We translated each dataset independently, as each required specific considerations. The code to reproduce the translations is available in the dataset_translation folder. While a large part of all examples can be successfully translated with clever prompting, manual post-processing was required to fill in the gaps.

License

This project is licensed under the Apache 2.0 License. However, please note that the original datasets being translated may have their own licenses, so make sure to respect and adhere to them when using the translated benchmarks.

We hope that these translated benchmarks empower the German NLP community and contribute to advancements in multilingual language modeling. Happy coding and researching!

References

Great thanks to the creators of the original datasets for making them available to the public. Please consider citing the original papers if you use the datasets in your research.

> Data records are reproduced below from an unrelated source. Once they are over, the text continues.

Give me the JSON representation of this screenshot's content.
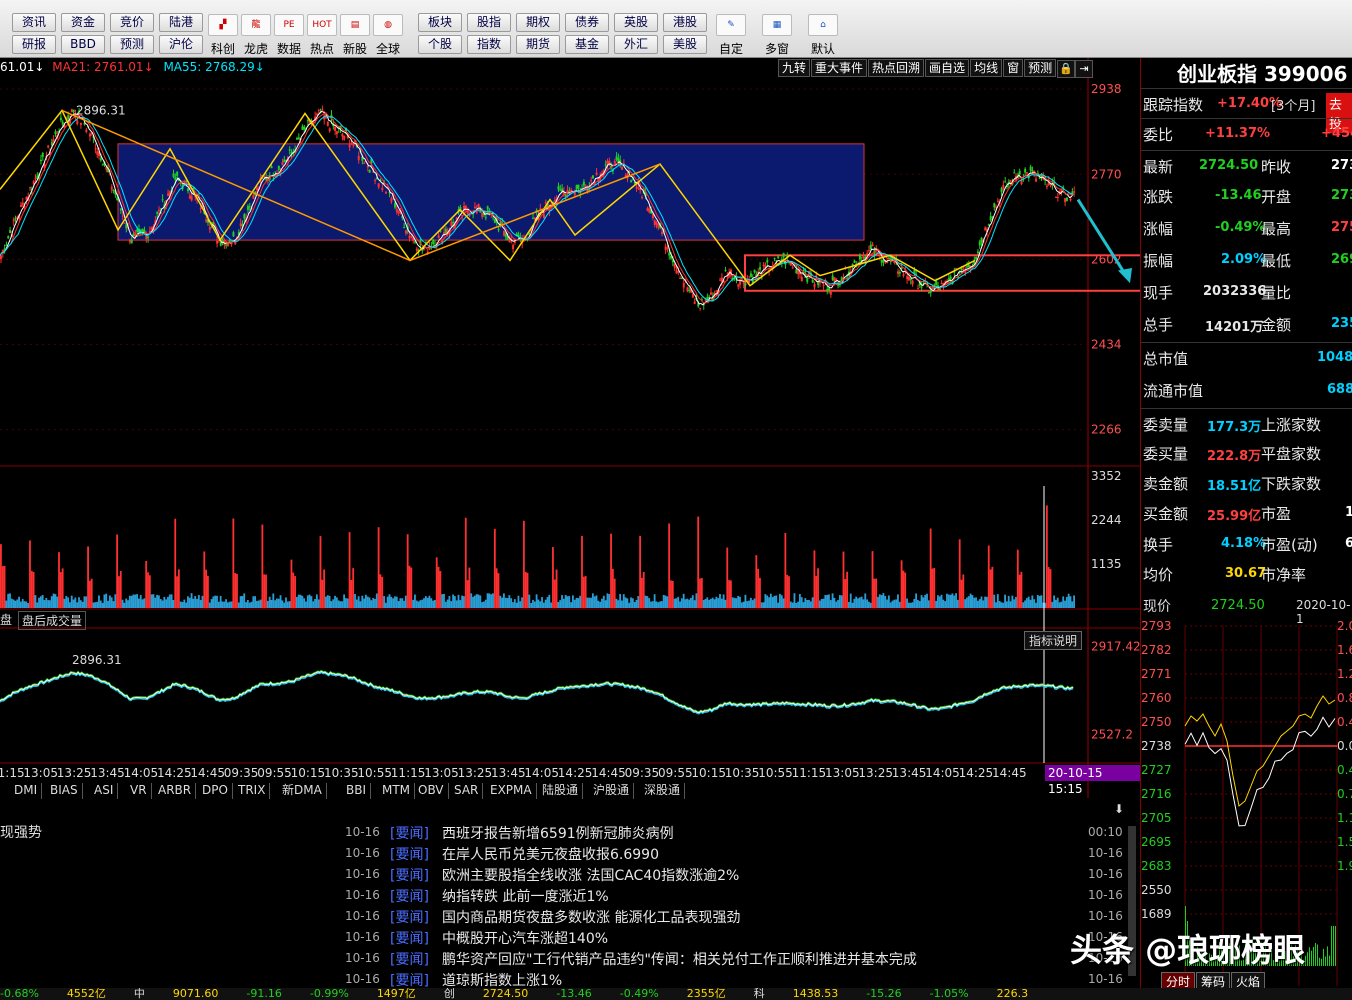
{
  "toolbar": {
    "row1": [
      "资讯",
      "资金",
      "竞价",
      "陆港"
    ],
    "row2": [
      "研报",
      "BBD",
      "预测",
      "沪伦"
    ],
    "icons": [
      {
        "name": "star-board-icon",
        "label": "科创",
        "glyph": "▞"
      },
      {
        "name": "dragon-tiger-icon",
        "label": "龙虎",
        "glyph": "龍"
      },
      {
        "name": "data-icon",
        "label": "数据",
        "glyph": "PE"
      },
      {
        "name": "hot-icon",
        "label": "热点",
        "glyph": "HOT"
      },
      {
        "name": "new-stock-icon",
        "label": "新股",
        "glyph": "▤"
      },
      {
        "name": "globe-icon",
        "label": "全球",
        "glyph": "◍"
      }
    ],
    "row1b": [
      "板块",
      "股指",
      "期权",
      "债券",
      "英股",
      "港股"
    ],
    "row2b": [
      "个股",
      "指数",
      "期货",
      "基金",
      "外汇",
      "美股"
    ],
    "icons2": [
      {
        "name": "custom-icon",
        "label": "自定",
        "glyph": "✎"
      },
      {
        "name": "multi-window-icon",
        "label": "多窗",
        "glyph": "▦"
      },
      {
        "name": "home-icon",
        "label": "默认",
        "glyph": "⌂"
      }
    ]
  },
  "ma_bar": {
    "ma_a": "61.01↓",
    "ma21": "MA21: 2761.01↓",
    "ma55": "MA55: 2768.29↓"
  },
  "chart_tools": [
    "九转",
    "重大事件",
    "热点回溯",
    "画自选",
    "均线",
    "窗",
    "预测"
  ],
  "stock_title": "创业板指 399006",
  "quote": {
    "track_label": "跟踪指数",
    "track_val": "+17.40%",
    "track_period": "[3个月]",
    "track_btn": "去投",
    "weibi_label": "委比",
    "weibi_val": "+11.37%",
    "weibi_val2": "+454",
    "latest_label": "最新",
    "latest_val": "2724.50",
    "prev_label": "昨收",
    "prev_val": "273",
    "change_label": "涨跌",
    "change_val": "-13.46",
    "open_label": "开盘",
    "open_val": "273",
    "pct_label": "涨幅",
    "pct_val": "-0.49%",
    "high_label": "最高",
    "high_val": "275",
    "amp_label": "振幅",
    "amp_val": "2.09%",
    "low_label": "最低",
    "low_val": "269",
    "cur_label": "现手",
    "cur_val": "2032336",
    "vr_label": "量比",
    "tot_label": "总手",
    "tot_val": "14201万",
    "amt_label": "金额",
    "amt_val": "235",
    "mktcap_label": "总市值",
    "mktcap_val": "10487",
    "float_label": "流通市值",
    "float_val": "6888",
    "sellvol_label": "委卖量",
    "sellvol_val": "177.3万",
    "up_label": "上涨家数",
    "buyvol_label": "委买量",
    "buyvol_val": "222.8万",
    "flat_label": "平盘家数",
    "sellamt_label": "卖金额",
    "sellamt_val": "18.51亿",
    "down_label": "下跌家数",
    "buyamt_label": "买金额",
    "buyamt_val": "25.99亿",
    "pe_label": "市盈",
    "pe_val": "1",
    "turn_label": "换手",
    "turn_val": "4.18%",
    "ped_label": "市盈(动)",
    "ped_val": "6",
    "avg_label": "均价",
    "avg_val": "30.67",
    "pb_label": "市净率"
  },
  "mini": {
    "price_label": "现价",
    "price_val": "2724.50",
    "date": "2020-10-1"
  },
  "panel_labels": {
    "after_hours": "盘后成交量",
    "left_stub": "盘",
    "indicator_help": "指标说明",
    "cursor_date": "20-10-15 15:15",
    "news_heading": "现强势"
  },
  "indicator_tabs": [
    "DMI",
    "BIAS",
    "ASI",
    "VR",
    "ARBR",
    "DPO",
    "TRIX",
    "新DMA",
    "BBI",
    "MTM",
    "OBV",
    "SAR",
    "EXPMA",
    "陆股通",
    "沪股通",
    "深股通"
  ],
  "news": [
    {
      "date": "10-16",
      "tag": "[要闻]",
      "title": "西班牙报告新增6591例新冠肺炎病例",
      "time": "00:10"
    },
    {
      "date": "10-16",
      "tag": "[要闻]",
      "title": "在岸人民币兑美元夜盘收报6.6990",
      "time": "10-16"
    },
    {
      "date": "10-16",
      "tag": "[要闻]",
      "title": "欧洲主要股指全线收涨 法国CAC40指数涨逾2%",
      "time": "10-16"
    },
    {
      "date": "10-16",
      "tag": "[要闻]",
      "title": "纳指转跌  此前一度涨近1%",
      "time": "10-16"
    },
    {
      "date": "10-16",
      "tag": "[要闻]",
      "title": "国内商品期货夜盘多数收涨 能源化工品表现强劲",
      "time": "10-16"
    },
    {
      "date": "10-16",
      "tag": "[要闻]",
      "title": "中概股开心汽车涨超140%",
      "time": "10-16"
    },
    {
      "date": "10-16",
      "tag": "[要闻]",
      "title": "鹏华资产回应\"工行代销产品违约\"传闻：相关兑付工作正顺利推进并基本完成",
      "time": "10-16"
    },
    {
      "date": "10-16",
      "tag": "[要闻]",
      "title": "道琼斯指数上涨1%",
      "time": "10-16"
    }
  ],
  "mini_tabs": [
    "分时",
    "筹码",
    "火焰"
  ],
  "watermark": "头条 @琅琊榜眼",
  "bottom_bar": [
    "-0.68%",
    "4552亿",
    "中",
    "9071.60",
    "-91.16",
    "-0.99%",
    "1497亿",
    "创",
    "2724.50",
    "-13.46",
    "-0.49%",
    "2355亿",
    "科",
    "1438.53",
    "-15.26",
    "-1.05%",
    "226.3"
  ],
  "colors": {
    "up": "#ff3030",
    "down": "#20d020",
    "ma1": "#ffffff",
    "ma2": "#ffd700",
    "ma3": "#00e5ff",
    "zig": "#ff9900",
    "box": "#0b1a6e",
    "label": "#ff5050",
    "accent": "#1e90ff"
  },
  "chart_data": [
    {
      "type": "line",
      "description_role": "main candlestick price chart",
      "y_ticks": [
        2938,
        2770,
        2602,
        2434,
        2266
      ],
      "annotations": [
        "2896.31"
      ],
      "x_ticks": [
        "11:15",
        "13:05",
        "13:25",
        "13:45",
        "14:05",
        "14:25",
        "14:45",
        "09:35",
        "09:55",
        "10:15",
        "10:35",
        "10:55",
        "11:15",
        "13:05",
        "13:25",
        "13:45",
        "14:05",
        "14:25",
        "14:45",
        "09:35",
        "09:55",
        "10:15",
        "10:35",
        "10:55",
        "11:15",
        "13:05",
        "13:25",
        "13:45",
        "14:05",
        "14:25",
        "14:45"
      ],
      "series": [
        {
          "values": [
            2610,
            2680,
            2740,
            2800,
            2860,
            2896,
            2860,
            2800,
            2720,
            2640,
            2650,
            2700,
            2760,
            2740,
            2700,
            2640,
            2640,
            2700,
            2760,
            2780,
            2810,
            2860,
            2890,
            2860,
            2840,
            2800,
            2760,
            2720,
            2660,
            2620,
            2640,
            2670,
            2700,
            2700,
            2680,
            2640,
            2640,
            2690,
            2720,
            2740,
            2740,
            2770,
            2790,
            2780,
            2740,
            2690,
            2620,
            2560,
            2510,
            2530,
            2580,
            2560,
            2570,
            2590,
            2600,
            2580,
            2560,
            2550,
            2570,
            2600,
            2620,
            2600,
            2580,
            2560,
            2540,
            2550,
            2580,
            2600,
            2680,
            2740,
            2770,
            2770,
            2750,
            2730,
            2725
          ]
        }
      ]
    },
    {
      "type": "bar",
      "description_role": "volume",
      "y_ticks": [
        3352,
        2244,
        1135
      ]
    },
    {
      "type": "line",
      "description_role": "indicator",
      "y_ticks": [
        2917.42,
        2527.2
      ],
      "annotations": [
        "2896.31"
      ]
    },
    {
      "type": "line",
      "description_role": "intraday",
      "y_ticks_left": [
        2793,
        2782,
        2771,
        2760,
        2750,
        2738,
        2727,
        2716,
        2705,
        2695,
        2683,
        2550,
        1689
      ],
      "y_ticks_right": [
        "2.0",
        "1.6",
        "1.2",
        "0.8",
        "0.4",
        "0.0",
        "0.4",
        "0.7",
        "1.1",
        "1.5",
        "1.9"
      ]
    }
  ]
}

HellaSwag: Can a Machine Really Finish Your Sentence? (Zellers et al. 2019)

@inproceedings{zellers2019hellaswag,
    title={HellaSwag: Can a Machine Really Finish Your Sentence?},
    author={Zellers, Rowan and Holtzman, Ari and Bisk, Yonatan and Farhadi, Ali and Choi, Yejin},
    booktitle ={Proceedings of the 57th Annual Meeting of the Association for Computational Linguistics},
    year={2019}
}

TruthfulQA: Measuring How Models Mimic Human Falsehoods (Lin et al. 2021)

@misc{lin2021truthfulqa,
    title={TruthfulQA: Measuring How Models Mimic Human Falsehoods},
    author={Stephanie Lin and Jacob Hilton and Owain Evans},
    year={2021},
    eprint={2109.07958},
    archivePrefix={arXiv},
    primaryClass={cs.CL}
}

Measuring Massive Multitask Language Understanding (Hendrycks et al. 2021)

@article{hendryckstest2021,
  title={Measuring Massive Multitask Language Understanding},
  author={Dan Hendrycks and Collin Burns and Steven Basart and Andy Zou and Mantas Mazeika and Dawn Song and Jacob Steinhardt},
  journal={Proceedings of the International Conference on Learning Representations (ICLR)},
  year={2021}
}

Think you have Solved Question Answering? Try ARC, the AI2 Reasoning Challenge (Clark et al. 2018)

@article{allenai:arc,
    author    = {Peter Clark  and Isaac Cowhey and Oren Etzioni and Tushar Khot and
                    Ashish Sabharwal and Carissa Schoenick and Oyvind Tafjord},
    title     = {Think you have Solved Question Answering? Try ARC, the AI2 Reasoning Challenge},
    journal   = {arXiv:1803.05457v1},
    year      = {2018},
}

Disclaimer: This repository is not affiliated with or endorsed by the creators of the original benchmarks.